The empty function checks for variables that meet a set criteria, from the manual
Returns FALSE if var has a non-empty and non-zero value.
The following things are considered to be empty:
Your $_POST fields actually contain something like this
" ";
This isn't and empty string, but a string that's filled with whitespace characters.
Before using empty(), trim() the white-space from your POSTed values
$trimmed_post = array();
foreach($_POST as $key=>$value){
$trimmed_post[$key] = $value;
}
if(!empty($trimmed_post['headline'])){
//...
}
You don't need to put the new values into a new array, but I'm not a big fan of changing what's in the auto-generated superglobals.

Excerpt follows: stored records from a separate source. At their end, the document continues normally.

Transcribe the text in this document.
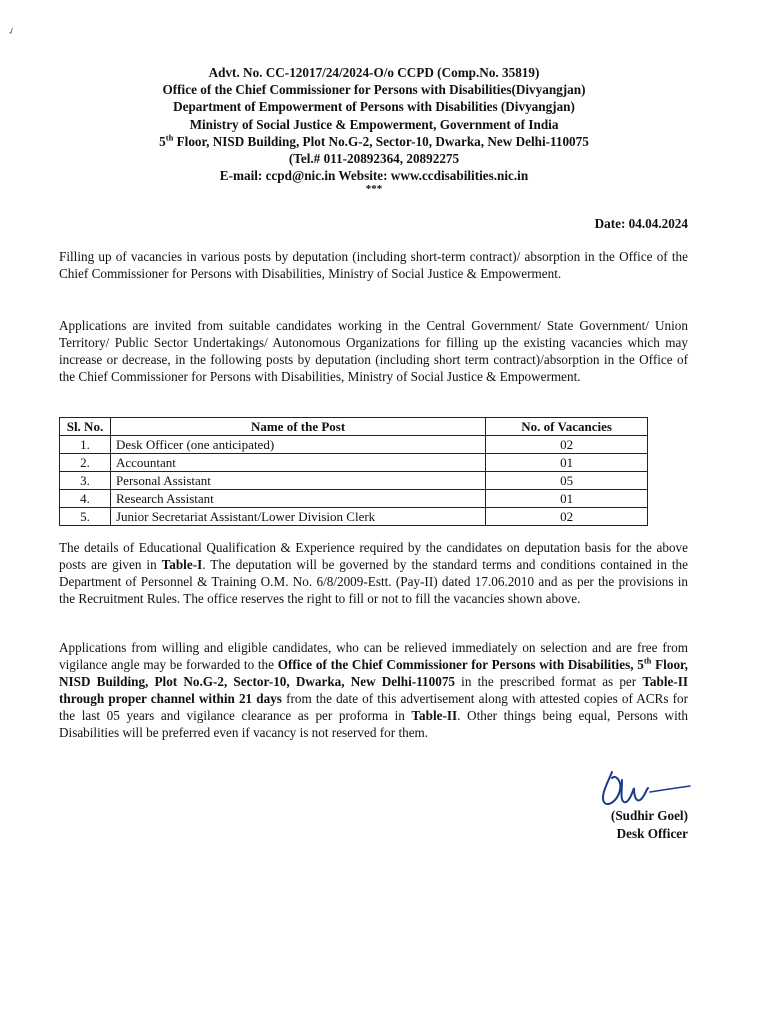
✓
Advt. No. CC-12017/24/2024-O/o CCPD (Comp.No. 35819)
Office of the Chief Commissioner for Persons with Disabilities(Divyangjan)
Department of Empowerment of Persons with Disabilities (Divyangjan)
Ministry of Social Justice & Empowerment, Government of India
5th Floor, NISD Building, Plot No.G-2, Sector-10, Dwarka, New Delhi-110075
(Tel.# 011-20892364, 20892275
E-mail: ccpd@nic.in Website: www.ccdisabilities.nic.in
***
Date: 04.04.2024
Filling up of vacancies in various posts by deputation (including short-term contract)/ absorption in the Office of the Chief Commissioner for Persons with Disabilities, Ministry of Social Justice & Empowerment.
Applications are invited from suitable candidates working in the Central Government/ State Government/ Union Territory/ Public Sector Undertakings/ Autonomous Organizations for filling up the existing vacancies which may increase or decrease, in the following posts by deputation (including short term contract)/absorption in the Office of the Chief Commissioner for Persons with Disabilities, Ministry of Social Justice & Empowerment.
Sl. No.	Name of the Post	No. of Vacancies
1.	Desk Officer (one anticipated)	02
2.	Accountant	01
3.	Personal Assistant	05
4.	Research Assistant	01
5.	Junior Secretariat Assistant/Lower Division Clerk	02
The details of Educational Qualification & Experience required by the candidates on deputation basis for the above posts are given in Table-I. The deputation will be governed by the standard terms and conditions contained in the Department of Personnel & Training O.M. No. 6/8/2009-Estt. (Pay-II) dated 17.06.2010 and as per the provisions in the Recruitment Rules. The office reserves the right to fill or not to fill the vacancies shown above.
Applications from willing and eligible candidates, who can be relieved immediately on selection and are free from vigilance angle may be forwarded to the Office of the Chief Commissioner for Persons with Disabilities, 5th Floor, NISD Building, Plot No.G-2, Sector-10, Dwarka, New Delhi-110075 in the prescribed format as per Table-II through proper channel within 21 days from the date of this advertisement along with attested copies of ACRs for the last 05 years and vigilance clearance as per proforma in Table-II. Other things being equal, Persons with Disabilities will be preferred even if vacancy is not reserved for them.
(Sudhir Goel)
Desk Officer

One final note, you can't do something like this
if(!empty(trim($_POST['headline']))){
//...
}
because the empty function expects to be passed an actual variable. You could do something like this instead
if('' != trim($_POST['headline'])){
//...
}
This is probably the best approach to take. You reduce the number of functions that you need to call, users can post entries with a value of 0, and the code is more explicit about what it does. Another form you'll see is
if(trim($_POST['headline'])){
}
This works because PHP evaluates an empty string ('') as false, and a non empty string as true. I tend to avoid this form because I've found a lot of PHP bugs crop up around misunderstandings on how the equality operators get boolean values out of certain types. Being explicit helps reduce occurrences of these types of bugs.